When applying the technique according to the present method, it was found that old cultures, especially gram-negative rods, exhibited a strong orange fluorescence together with mbrkegront fluorescent cells. Cultures of Gram-negative bacteria sterilized by boiling at 100°C for 30 minutes fluoresced uniformly as plantain. This change from orange to green fluorescence was shown to be in relation to the viability of the trial culture. Although old cultures of Staphylococcus aureus exhibited both orange and green fluorescerer.de cells, a heat treatment of young cultures, by boiling for 30 minutes, with efterfolgen.de staining, showed that all organisms fluoresced orange.
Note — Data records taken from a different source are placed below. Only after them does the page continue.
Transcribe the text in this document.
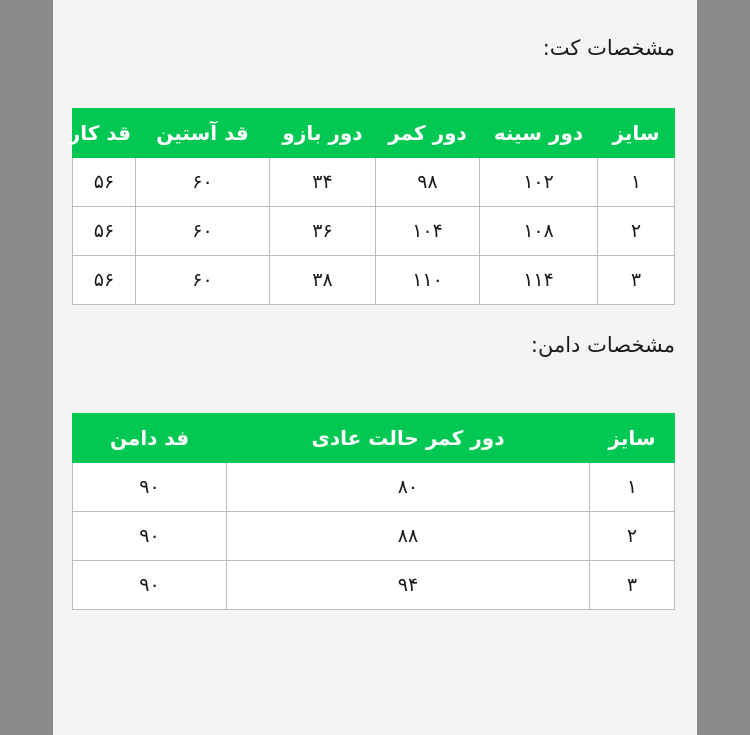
مشخصات کت:
سایز	دور سینه	دور کمر	دور بازو	قد آستین	قد کار
۱	۱۰۲	۹۸	۳۴	۶۰	۵۶
۲	۱۰۸	۱۰۴	۳۶	۶۰	۵۶
۳	۱۱۴	۱۱۰	۳۸	۶۰	۵۶
مشخصات دامن:
سایز	دور کمر حالت عادی	فد دامن
۱	۸۰	۹۰
۲	۸۸	۹۰
۳	۹۴	۹۰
However, a pretreatment with buffer solutions during the preparation removed such "false life" reactions. The difference in the reactions between Gram-negative and Gram-positive bacteria with regard to the fluorochromes shows important differences with regard to composition for the two groups.

An advantage of the present invention is the speed with which the results can be obtained. The method according to the invention takes less than 1 hour for the staining procedure in question, while conventional colonite Iling requires several days of incubation. There also exists the possibility of using a fast optical scanning instrument to count or detect fluorescent cells. By adjusting the wavelength sensitivity of such an instrument, it will be possible to determine living and non-living cells separately.

Claims (7)

1. Method for quantitative determination of microorganisms by counting, and coloring them, characterized by reacting the microorganisms with a dye, at least one of the reactants being chemically modified in advance to allow such a reaction. 2. Method according to claim 1, characterized by treating preparations containing the micro-organisms to modify colour-receiving centers in the micro-organisms and coloring the treated preparation with a dye. 3. Method according to claim 1 or 2, characterized by subjecting the preparation to a chemical treatment which includes methylation, esterification, hydrolysis, oxidation or treatment with sulfuric acid. 4. Method according to claims 1 - 3, characterized in that the preparation containing the microorganisms is treated by applying a liquid sample to a carrier plate and then evaporating the liquid from the plate. 5. Method according to claim 4, characterized in that the sample is fixed to the carrier plate by heating or by treatment in a dissolution chamber 1. 6. Method according to claims 1-5, characterized in that the sample is colored with a fluorochrome dye. 7. "Procedure according to claims 1-6, characterized in that lissamine-rhodamine B, acridine orange, primulin, methylene blue, acriflavin, eosin Y, auramine, rhodamine B, rhodamine 3G, fluorescein or thionin are used as dyes.